Job cuts at Acorda, Alkermes as they scramble to slash spending

Jobs are on the chopping block at Acorda Therapeutics and Alkermes as each company works to cut costs and stay alive. Acorda will lay off about one-quarter of its employees, while Alkermes will cut 160 jobs. 

Acorda will cut about 25% of its staffers, starting “immediately,” the company said Wednesday. The plan, which is set to conclude in the first quarter of 2020, aims to reduce costs and allow Acorda to throw the resources it has behind the launch of Parkinson’s disease med Inbrija. The drug, an inhaled form of levodopa, earned the FDA nod last December to treat so-called “off” episodes during which Parkinson’s symptoms return between doses of standard treatment carbidopa/levodopa. 

In January this year, the company moved its entire sales force for multiple sclerosis drug Ampyra over to Inbrija. Though Ampyra is still raking in $38 million per quarter in spite of generic competition, “investors don't want to give much credit as it's a generic and could fall,” wrote Jefferies analyst Michael Yee in a note. 

RELATED: Acorda's sales team switches gears to push crucial Parkinson's launch Inbrija 

Yee pointed to a potential buyout as a "logical" move as “a bigger company could easily sell this [Inbrija] better than a small biotech.” 

“A big co could have acquired this but going through the whole cost-cutting means less is probably happening soon. ABBV and AGN had notable Parkinson's efforts but they are busy merging now, and other Parkinson's assets have been slow,” he wrote. 

As for Alkermes, the biotech said Wednesday it would lay off about 160 employees, cut back its future hiring plans and reduce spending in an effort to save $150 million. The move, which will cost the company $15 million, follows the FDA rejection of its depression drug ALKS 5461 in February and a quarter during which the company posted a net loss of $52.9 million. 

"The restructuring is designed to further focus our R&D efforts on specific high-potential programs within CNS and oncology, improve financial efficiencies in our SG&A organization and drive growth," said Alkermes CEO Richard Pops in a statement. 

RELATED: Alkermes eyes 2019 filing as schizophrenia drug hits the mark in phase 3

“We believe the plan helps offsets what has been a tough environment for Vivitrol and Aristada sales growth and provides some fin'l flexibility in the near-term.

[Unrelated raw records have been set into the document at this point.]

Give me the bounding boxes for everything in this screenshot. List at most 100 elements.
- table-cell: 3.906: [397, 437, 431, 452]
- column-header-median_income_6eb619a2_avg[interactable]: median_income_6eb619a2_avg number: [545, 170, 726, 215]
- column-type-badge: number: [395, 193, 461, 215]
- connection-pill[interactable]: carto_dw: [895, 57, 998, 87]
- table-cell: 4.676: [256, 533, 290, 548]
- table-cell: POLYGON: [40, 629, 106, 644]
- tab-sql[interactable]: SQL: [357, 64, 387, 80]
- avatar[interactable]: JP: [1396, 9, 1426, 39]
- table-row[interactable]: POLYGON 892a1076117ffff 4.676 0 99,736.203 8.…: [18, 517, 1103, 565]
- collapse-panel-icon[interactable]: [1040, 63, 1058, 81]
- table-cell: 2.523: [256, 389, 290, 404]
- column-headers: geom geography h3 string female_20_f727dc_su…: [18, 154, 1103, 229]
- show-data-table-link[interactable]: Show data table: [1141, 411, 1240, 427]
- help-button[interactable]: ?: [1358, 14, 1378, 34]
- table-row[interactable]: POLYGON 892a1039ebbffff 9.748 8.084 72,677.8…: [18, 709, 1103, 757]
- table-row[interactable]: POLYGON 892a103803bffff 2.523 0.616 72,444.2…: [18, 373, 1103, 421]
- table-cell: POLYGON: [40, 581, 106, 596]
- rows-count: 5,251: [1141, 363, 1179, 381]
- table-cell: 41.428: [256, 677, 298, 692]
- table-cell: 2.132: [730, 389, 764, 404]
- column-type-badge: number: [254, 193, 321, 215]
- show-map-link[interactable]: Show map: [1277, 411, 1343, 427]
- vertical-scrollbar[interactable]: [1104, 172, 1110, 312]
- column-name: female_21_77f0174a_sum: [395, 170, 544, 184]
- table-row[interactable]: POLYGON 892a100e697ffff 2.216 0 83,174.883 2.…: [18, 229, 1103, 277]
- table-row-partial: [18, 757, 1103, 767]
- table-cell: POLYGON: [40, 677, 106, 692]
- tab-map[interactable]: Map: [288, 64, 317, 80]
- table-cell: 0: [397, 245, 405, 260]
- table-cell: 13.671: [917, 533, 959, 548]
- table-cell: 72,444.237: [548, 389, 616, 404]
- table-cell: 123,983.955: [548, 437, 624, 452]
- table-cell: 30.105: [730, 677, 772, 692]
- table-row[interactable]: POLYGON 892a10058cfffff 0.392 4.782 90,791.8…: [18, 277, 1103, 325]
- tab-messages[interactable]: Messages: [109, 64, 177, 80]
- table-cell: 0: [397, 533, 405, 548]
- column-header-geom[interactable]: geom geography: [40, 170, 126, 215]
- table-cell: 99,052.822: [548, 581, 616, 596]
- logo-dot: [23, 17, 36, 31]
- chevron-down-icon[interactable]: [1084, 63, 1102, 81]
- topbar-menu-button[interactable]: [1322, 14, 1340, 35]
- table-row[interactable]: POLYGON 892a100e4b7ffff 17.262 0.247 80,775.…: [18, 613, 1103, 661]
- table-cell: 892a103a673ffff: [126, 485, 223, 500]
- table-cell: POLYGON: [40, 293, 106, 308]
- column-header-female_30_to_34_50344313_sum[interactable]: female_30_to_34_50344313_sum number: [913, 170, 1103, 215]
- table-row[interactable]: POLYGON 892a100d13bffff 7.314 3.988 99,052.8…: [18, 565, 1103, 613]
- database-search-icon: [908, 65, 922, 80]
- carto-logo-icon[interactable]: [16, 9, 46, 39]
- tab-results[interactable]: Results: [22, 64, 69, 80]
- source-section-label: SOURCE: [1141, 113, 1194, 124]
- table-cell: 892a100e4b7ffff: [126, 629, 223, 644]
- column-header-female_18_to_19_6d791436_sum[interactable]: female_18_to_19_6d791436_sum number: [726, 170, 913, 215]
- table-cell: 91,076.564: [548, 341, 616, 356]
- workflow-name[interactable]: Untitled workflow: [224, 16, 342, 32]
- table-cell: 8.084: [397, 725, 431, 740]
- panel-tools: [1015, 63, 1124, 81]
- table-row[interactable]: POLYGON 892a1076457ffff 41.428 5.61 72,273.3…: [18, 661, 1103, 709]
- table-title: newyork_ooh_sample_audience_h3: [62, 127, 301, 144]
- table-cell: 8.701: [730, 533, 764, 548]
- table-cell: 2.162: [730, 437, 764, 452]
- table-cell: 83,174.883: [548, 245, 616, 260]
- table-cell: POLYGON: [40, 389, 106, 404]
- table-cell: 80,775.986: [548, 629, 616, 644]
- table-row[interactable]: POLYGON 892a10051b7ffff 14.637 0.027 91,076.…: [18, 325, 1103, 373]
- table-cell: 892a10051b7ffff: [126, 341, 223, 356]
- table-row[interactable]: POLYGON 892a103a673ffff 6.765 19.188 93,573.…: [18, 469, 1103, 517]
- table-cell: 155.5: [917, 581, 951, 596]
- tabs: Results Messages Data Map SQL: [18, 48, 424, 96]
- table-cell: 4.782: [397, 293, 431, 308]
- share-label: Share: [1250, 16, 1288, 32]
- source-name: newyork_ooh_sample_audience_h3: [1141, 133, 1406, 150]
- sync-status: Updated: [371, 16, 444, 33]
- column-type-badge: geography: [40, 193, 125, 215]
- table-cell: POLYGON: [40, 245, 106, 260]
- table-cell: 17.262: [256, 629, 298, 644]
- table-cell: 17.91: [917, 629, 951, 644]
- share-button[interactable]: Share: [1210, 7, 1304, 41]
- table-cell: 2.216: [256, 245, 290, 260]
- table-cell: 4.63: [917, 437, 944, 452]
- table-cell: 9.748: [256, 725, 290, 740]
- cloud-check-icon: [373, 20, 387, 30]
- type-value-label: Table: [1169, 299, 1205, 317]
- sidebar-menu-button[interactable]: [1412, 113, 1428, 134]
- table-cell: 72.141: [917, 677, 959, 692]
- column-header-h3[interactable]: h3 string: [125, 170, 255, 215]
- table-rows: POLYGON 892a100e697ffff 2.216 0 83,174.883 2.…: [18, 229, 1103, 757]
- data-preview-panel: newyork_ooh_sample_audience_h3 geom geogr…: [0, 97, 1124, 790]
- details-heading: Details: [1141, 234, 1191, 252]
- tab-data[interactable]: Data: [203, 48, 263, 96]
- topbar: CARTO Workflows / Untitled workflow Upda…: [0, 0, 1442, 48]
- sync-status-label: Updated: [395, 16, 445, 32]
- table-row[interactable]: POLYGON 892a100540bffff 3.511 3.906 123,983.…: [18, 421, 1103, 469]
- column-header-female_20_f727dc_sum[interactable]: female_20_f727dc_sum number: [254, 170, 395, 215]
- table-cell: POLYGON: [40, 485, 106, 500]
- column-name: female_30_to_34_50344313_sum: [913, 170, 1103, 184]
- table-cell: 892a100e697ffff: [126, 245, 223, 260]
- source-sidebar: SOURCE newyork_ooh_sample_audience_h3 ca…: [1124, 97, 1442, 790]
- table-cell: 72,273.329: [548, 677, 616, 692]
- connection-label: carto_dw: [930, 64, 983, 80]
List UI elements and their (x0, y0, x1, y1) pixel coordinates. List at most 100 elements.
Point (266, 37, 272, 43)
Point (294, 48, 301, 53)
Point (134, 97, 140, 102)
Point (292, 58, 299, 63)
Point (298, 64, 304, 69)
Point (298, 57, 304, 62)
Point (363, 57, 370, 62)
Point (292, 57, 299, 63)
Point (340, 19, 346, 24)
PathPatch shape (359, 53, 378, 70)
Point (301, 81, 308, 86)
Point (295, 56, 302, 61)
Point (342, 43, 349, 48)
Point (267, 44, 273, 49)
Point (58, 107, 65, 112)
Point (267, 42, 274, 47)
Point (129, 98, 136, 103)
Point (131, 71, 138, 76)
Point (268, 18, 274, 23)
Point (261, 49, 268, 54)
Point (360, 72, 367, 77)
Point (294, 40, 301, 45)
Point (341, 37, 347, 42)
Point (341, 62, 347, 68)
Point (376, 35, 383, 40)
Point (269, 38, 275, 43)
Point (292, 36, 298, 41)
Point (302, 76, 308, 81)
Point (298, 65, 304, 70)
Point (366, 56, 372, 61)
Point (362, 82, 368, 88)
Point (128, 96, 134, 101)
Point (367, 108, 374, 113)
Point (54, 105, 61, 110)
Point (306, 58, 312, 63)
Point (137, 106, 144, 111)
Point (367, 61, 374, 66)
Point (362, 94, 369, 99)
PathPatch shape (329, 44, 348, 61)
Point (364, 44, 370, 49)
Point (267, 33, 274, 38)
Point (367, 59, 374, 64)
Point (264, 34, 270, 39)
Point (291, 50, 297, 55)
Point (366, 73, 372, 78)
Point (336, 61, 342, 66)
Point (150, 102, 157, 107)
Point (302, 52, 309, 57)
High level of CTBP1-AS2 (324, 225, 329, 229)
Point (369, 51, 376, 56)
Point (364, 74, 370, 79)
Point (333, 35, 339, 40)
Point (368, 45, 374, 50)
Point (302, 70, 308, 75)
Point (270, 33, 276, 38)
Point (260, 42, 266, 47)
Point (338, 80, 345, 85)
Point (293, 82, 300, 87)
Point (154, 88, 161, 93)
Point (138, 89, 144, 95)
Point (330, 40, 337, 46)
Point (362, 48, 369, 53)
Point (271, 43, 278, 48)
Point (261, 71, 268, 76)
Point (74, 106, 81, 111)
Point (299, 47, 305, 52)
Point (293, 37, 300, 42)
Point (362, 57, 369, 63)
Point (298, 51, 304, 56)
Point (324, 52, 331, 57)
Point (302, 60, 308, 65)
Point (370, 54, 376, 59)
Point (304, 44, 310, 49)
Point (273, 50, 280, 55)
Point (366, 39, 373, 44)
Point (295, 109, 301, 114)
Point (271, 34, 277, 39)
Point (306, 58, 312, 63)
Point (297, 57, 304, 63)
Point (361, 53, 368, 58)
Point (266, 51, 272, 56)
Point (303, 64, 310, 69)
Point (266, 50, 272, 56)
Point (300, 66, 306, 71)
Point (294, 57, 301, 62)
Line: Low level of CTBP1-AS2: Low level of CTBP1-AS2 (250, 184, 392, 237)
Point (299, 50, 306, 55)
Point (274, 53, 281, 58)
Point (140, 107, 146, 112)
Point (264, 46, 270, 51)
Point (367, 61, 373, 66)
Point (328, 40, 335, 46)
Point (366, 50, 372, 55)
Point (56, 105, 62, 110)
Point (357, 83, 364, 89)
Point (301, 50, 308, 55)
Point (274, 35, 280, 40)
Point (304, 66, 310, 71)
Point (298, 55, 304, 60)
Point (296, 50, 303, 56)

The next data event for the co is '4230 data at SITC, however, we don't expect this to be stock catalyst,” wrote Jefferies analyst Biren Amin. 

With ALKS 5461 out the window, Alkermes is focusing on its early-phase immuno-oncology program, ALKS 4230, and its schizophrenia drug, ALKS 3831. It plans to submit the latter for FDA approval this quarter, Pops said on the company’s third-quarter earnings call. 

“We're also looking obviously at partnerships, both on the R&D side and the commercial side ultimately for 4230,” he said on the call.